Today we visited a women’s leather cooperative and I will say, walking in I did not fully understand what I was about to experience. We actually got to make a leather hand pouch from scratch with the help of the women there, and I am not going to sugarcoat it, it was tiring. My hands were working in ways they are genuinely not used to, my fingers were literally shaking and sore from the scissors and the hand press leather whole puncher. Now I’ve been enlightened and I have a whole new respect for every leather bag I have ever owned or bargained for. But it was also really fun and there was something about holding something at the end that you made yourself that felt really personal in a way that buying something off a rack just does not.
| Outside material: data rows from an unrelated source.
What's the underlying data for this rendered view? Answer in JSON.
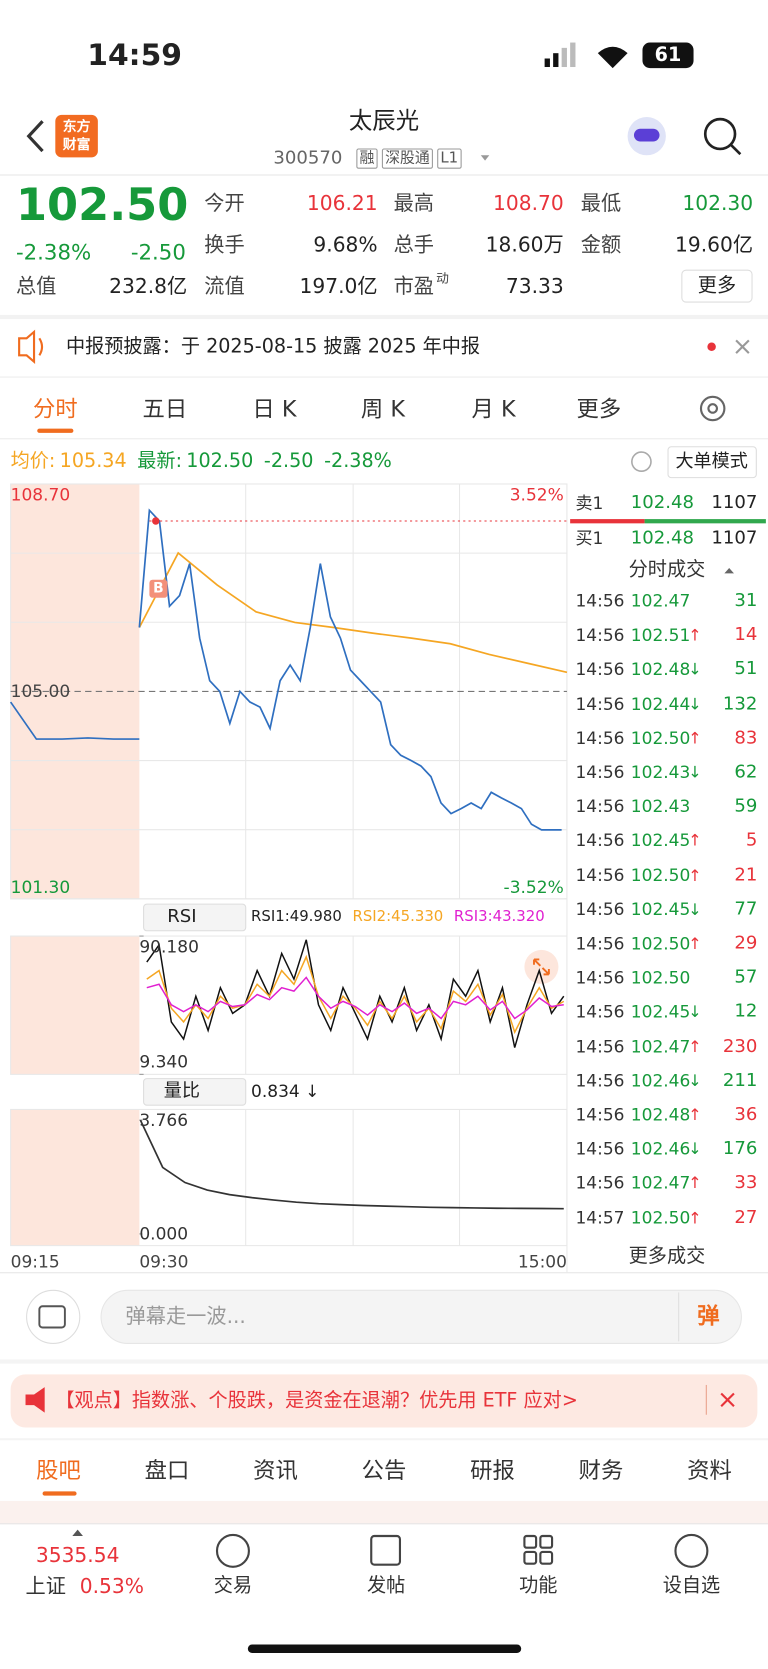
{
  "status": {
    "time": "14:59",
    "battery": "61"
  },
  "header": {
    "logo": [
      "东方",
      "财富"
    ],
    "title": "太辰光",
    "code": "300570",
    "tags": [
      "融",
      "深股通",
      "L1"
    ]
  },
  "quote": {
    "price": "102.50",
    "change_pct": "-2.38%",
    "change": "-2.50",
    "stats": [
      {
        "label": "今开",
        "value": "106.21",
        "color": "red"
      },
      {
        "label": "最高",
        "value": "108.70",
        "color": "red"
      },
      {
        "label": "最低",
        "value": "102.30",
        "color": "green"
      },
      {
        "label": "换手",
        "value": "9.68%",
        "color": "dark"
      },
      {
        "label": "总手",
        "value": "18.60万",
        "color": "dark"
      },
      {
        "label": "金额",
        "value": "19.60亿",
        "color": "dark"
      },
      {
        "label": "总值",
        "value": "232.8亿",
        "color": "dark"
      },
      {
        "label": "流值",
        "value": "197.0亿",
        "color": "dark"
      },
      {
        "label": "市盈",
        "sup": "动",
        "value": "73.33",
        "color": "dark"
      }
    ],
    "more": "更多"
  },
  "notice": "中报预披露：于 2025-08-15 披露 2025 年中报",
  "tabs": [
    "分时",
    "五日",
    "日 K",
    "周 K",
    "月 K",
    "更多"
  ],
  "info": {
    "avg_label": "均价:",
    "avg": "105.34",
    "last_label": "最新:",
    "last": "102.50",
    "change": "-2.50",
    "change_pct": "-2.38%",
    "mode": "大单模式"
  },
  "price_chart": {
    "ylim": [
      101.3,
      108.7
    ],
    "yticks": [
      {
        "value": 108.7,
        "label": "108.70"
      },
      {
        "value": 105,
        "label": "105.00"
      },
      {
        "value": 101.3,
        "label": "101.30"
      }
    ],
    "pct_lim": [
      -3.52,
      3.52
    ],
    "pct_ticks": [
      {
        "value": 3.52,
        "label": "3.52%"
      },
      {
        "value": -3.52,
        "label": "-3.52%"
      }
    ],
    "x_labels": [
      "09:15",
      "09:30",
      "15:00"
    ],
    "marker": "B",
    "premarket": [
      104.81,
      104.15,
      104.15,
      104.17,
      104.15,
      104.15
    ],
    "price": [
      106.14,
      108.23,
      108.04,
      106.52,
      106.71,
      107.28,
      105.95,
      105.19,
      105.0,
      104.43,
      105.0,
      104.81,
      104.72,
      104.34,
      105.19,
      105.47,
      105.19,
      106.14,
      107.28,
      106.33,
      105.95,
      105.38,
      105.19,
      105.0,
      104.81,
      104.05,
      103.86,
      103.77,
      103.67,
      103.48,
      103.01,
      102.82,
      102.91,
      103.01,
      102.91,
      103.2,
      103.1,
      103.01,
      102.91,
      102.63,
      102.53,
      102.53,
      102.53
    ],
    "avg": [
      106.14,
      107.47,
      106.9,
      106.42,
      106.23,
      106.14,
      106.04,
      105.95,
      105.85,
      105.66,
      105.5,
      105.34
    ]
  },
  "rsi": {
    "selector": "RSI",
    "ylim": [
      9.34,
      90.18
    ],
    "yticks": [
      {
        "value": 90.18,
        "label": "90.180"
      },
      {
        "value": 9.34,
        "label": "9.340"
      }
    ],
    "series": [
      {
        "name": "RSI1:49.980",
        "color": "#111111",
        "values": [
          75,
          85,
          40,
          30,
          55,
          35,
          60,
          45,
          50,
          70,
          55,
          80,
          65,
          88,
          50,
          35,
          60,
          45,
          30,
          55,
          40,
          60,
          35,
          50,
          30,
          65,
          55,
          70,
          40,
          60,
          25,
          50,
          70,
          45,
          55
        ]
      },
      {
        "name": "RSI2:45.330",
        "color": "#f5a623",
        "values": [
          65,
          70,
          48,
          40,
          50,
          42,
          55,
          48,
          50,
          62,
          55,
          70,
          62,
          78,
          55,
          42,
          55,
          48,
          38,
          52,
          42,
          55,
          40,
          48,
          36,
          58,
          52,
          62,
          44,
          56,
          34,
          48,
          60,
          48,
          52
        ]
      },
      {
        "name": "RSI3:43.320",
        "color": "#e020d0",
        "values": [
          60,
          62,
          50,
          46,
          50,
          46,
          52,
          49,
          50,
          56,
          53,
          60,
          58,
          66,
          55,
          48,
          52,
          49,
          44,
          50,
          46,
          51,
          45,
          48,
          42,
          52,
          50,
          55,
          47,
          52,
          42,
          47,
          54,
          49,
          50
        ]
      }
    ]
  },
  "vol_ratio": {
    "selector": "量比",
    "current": "0.834 ↓",
    "ylim": [
      0,
      3.766
    ],
    "yticks": [
      {
        "value": 3.766,
        "label": "3.766"
      },
      {
        "value": 0,
        "label": "0.000"
      }
    ],
    "values": [
      3.766,
      2.2,
      1.7,
      1.45,
      1.3,
      1.2,
      1.12,
      1.05,
      1.0,
      0.97,
      0.94,
      0.92,
      0.9,
      0.88,
      0.87,
      0.86,
      0.85,
      0.845,
      0.84,
      0.834
    ]
  },
  "order_book": {
    "sell": {
      "label": "卖1",
      "price": "102.48",
      "volume": "1107"
    },
    "buy": {
      "label": "买1",
      "price": "102.48",
      "volume": "1107"
    }
  },
  "trades": {
    "title": "分时成交",
    "price_color": "green",
    "more": "更多成交",
    "rows": [
      {
        "time": "14:56",
        "price": "102.47",
        "volume": "31",
        "color": "green"
      },
      {
        "time": "14:56",
        "price": "102.51",
        "arrow": "↑",
        "volume": "14",
        "color": "red"
      },
      {
        "time": "14:56",
        "price": "102.48",
        "arrow": "↓",
        "volume": "51",
        "color": "green"
      },
      {
        "time": "14:56",
        "price": "102.44",
        "arrow": "↓",
        "volume": "132",
        "color": "green"
      },
      {
        "time": "14:56",
        "price": "102.50",
        "arrow": "↑",
        "volume": "83",
        "color": "red"
      },
      {
        "time": "14:56",
        "price": "102.43",
        "arrow": "↓",
        "volume": "62",
        "color": "green"
      },
      {
        "time": "14:56",
        "price": "102.43",
        "volume": "59",
        "color": "green"
      },
      {
        "time": "14:56",
        "price": "102.45",
        "arrow": "↑",
        "volume": "5",
        "color": "red"
      },
      {
        "time": "14:56",
        "price": "102.50",
        "arrow": "↑",
        "volume": "21",
        "color": "red"
      },
      {
        "time": "14:56",
        "price": "102.45",
        "arrow": "↓",
        "volume": "77",
        "color": "green"
      },
      {
        "time": "14:56",
        "price": "102.50",
        "arrow": "↑",
        "volume": "29",
        "color": "red"
      },
      {
        "time": "14:56",
        "price": "102.50",
        "volume": "57",
        "color": "green"
      },
      {
        "time": "14:56",
        "price": "102.45",
        "arrow": "↓",
        "volume": "12",
        "color": "green"
      },
      {
        "time": "14:56",
        "price": "102.47",
        "arrow": "↑",
        "volume": "230",
        "color": "red"
      },
      {
        "time": "14:56",
        "price": "102.46",
        "arrow": "↓",
        "volume": "211",
        "color": "green"
      },
      {
        "time": "14:56",
        "price": "102.48",
        "arrow": "↑",
        "volume": "36",
        "color": "red"
      },
      {
        "time": "14:56",
        "price": "102.46",
        "arrow": "↓",
        "volume": "176",
        "color": "green"
      },
      {
        "time": "14:56",
        "price": "102.47",
        "arrow": "↑",
        "volume": "33",
        "color": "red"
      },
      {
        "time": "14:57",
        "price": "102.50",
        "arrow": "↑",
        "volume": "27",
        "color": "red"
      }
    ]
  },
  "comment": {
    "placeholder": "弹幕走一波...",
    "button": "弹"
  },
  "banner": "【观点】指数涨、个股跌，是资金在退潮？优先用 ETF 应对>",
  "bottom_tabs": [
    "股吧",
    "盘口",
    "资讯",
    "公告",
    "研报",
    "财务",
    "资料"
  ],
  "nav": {
    "index_value": "3535.54",
    "index_name": "上证",
    "index_change": "0.53%",
    "items": [
      "交易",
      "发帖",
      "功能",
      "设自选"
    ]
  }
}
The women at the cooperative handle the making and the selling themselves, which means they keep most of the profit without a middleman taking a cut, and that structure reminded me a lot of what we learned about Anou. Both cooperatives are built around the same core idea, empowering women artisans to sustain their livelihoods through their craft while actually seeing the financial reward for their work. The difference is that Anou focuses on rug weaving and has that 80/20 profit split built into its model, while this cooperative is rooted in leather work and puts the women directly in charge of the whole process from making to selling. Same mission, different craft, and both doing something really important.
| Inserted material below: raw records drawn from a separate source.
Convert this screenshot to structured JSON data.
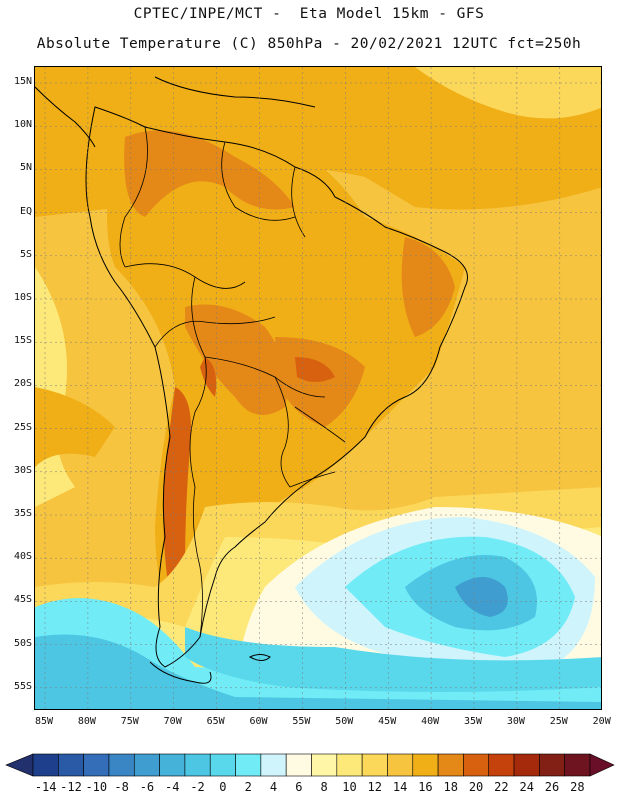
{
  "title": {
    "line1": "CPTEC/INPE/MCT -  Eta Model 15km - GFS",
    "line2": "Absolute Temperature (C) 850hPa - 20/02/2021 12UTC fct=250h"
  },
  "map": {
    "lat_labels": [
      "15N",
      "10N",
      "5N",
      "EQ",
      "5S",
      "10S",
      "15S",
      "20S",
      "25S",
      "30S",
      "35S",
      "40S",
      "45S",
      "50S",
      "55S"
    ],
    "lon_labels": [
      "85W",
      "80W",
      "75W",
      "70W",
      "65W",
      "60W",
      "55W",
      "50W",
      "45W",
      "40W",
      "35W",
      "30W",
      "25W",
      "20W"
    ],
    "grid": true
  },
  "colorbar": {
    "labels": [
      "-14",
      "-12",
      "-10",
      "-8",
      "-6",
      "-4",
      "-2",
      "0",
      "2",
      "4",
      "6",
      "8",
      "10",
      "12",
      "14",
      "16",
      "18",
      "20",
      "22",
      "24",
      "26",
      "28"
    ],
    "colors": [
      "#1e3f8c",
      "#2a59a6",
      "#346eb8",
      "#3a86c4",
      "#3f9ecf",
      "#45b2da",
      "#4dc6e3",
      "#59d8ec",
      "#71ecf7",
      "#cff4fb",
      "#fffbe3",
      "#fff6a8",
      "#fde979",
      "#fbd75a",
      "#f6c43f",
      "#f0ae17",
      "#e48818",
      "#d86110",
      "#c6420d",
      "#a52a0c",
      "#822015",
      "#6e1420"
    ],
    "end_low": "#22306e",
    "end_high": "#6a0f28"
  },
  "map_colors": {
    "warm_base": "#f0ae17",
    "warm_mid": "#f6c43f",
    "hot": "#e48818",
    "hotter": "#d86110",
    "light_warm": "#fbd75a",
    "pale_yellow": "#fde979",
    "cream": "#fffbe3",
    "pale_blue": "#cff4fb",
    "cyan": "#71ecf7",
    "cyan_mid": "#4dc6e3",
    "blue": "#3f9ecf",
    "deep_blue": "#346eb8"
  }
}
Now here is where I have to be honest with myself, and I think this is the most interesting part. Ethically I 100% prefer the cooperative model. It brings real visibility to the hard work these women put into every single piece and actually helps them build a profitable living from something they are genuinely skilled at. But then I think about standing in the souk, successfully bargaining a gorgeous leather bag down to a price that made me want to do a little victory walk, and I cannot pretend that feeling does not exist. There is something about the energy of bargaining, the back and forth, the moment it clicks, that is just fun in a way that is hard to explain. And I think that tension I just described is exactly why fast fashion is such a massive thing all over the world. At the end of the day people know better, but when something is cheaper and more accessible and right in front of you, the ethical consideration tends to quietly take a back seat. I learned that about myself this week and I am not entirely proud of it, but I think being honest about it is more useful than pretending I always make the right call.
Yesterday in Marrakech did not help my case at all, because I spent a full day in the souks there and somehow managed to spend way more money than I planned and I regret nothing. Marrakech was only a short stay, but it hit different, there was something about the energy of the city that actually reminded me of home. The modernism of it, the city life, the pace of everything moving around you, it gave me a little taste of Philadelphia in the middle of Morocco. We also did our research after seeing so much Coco Chamelle shirt that it got us cackling and turned out the brand is specific to Marrakech. So naturally we bought matching shirts as a joke and a memory of the trip, and naturally we spent the rest of the morning making TikToks in them. Short trip but fun times.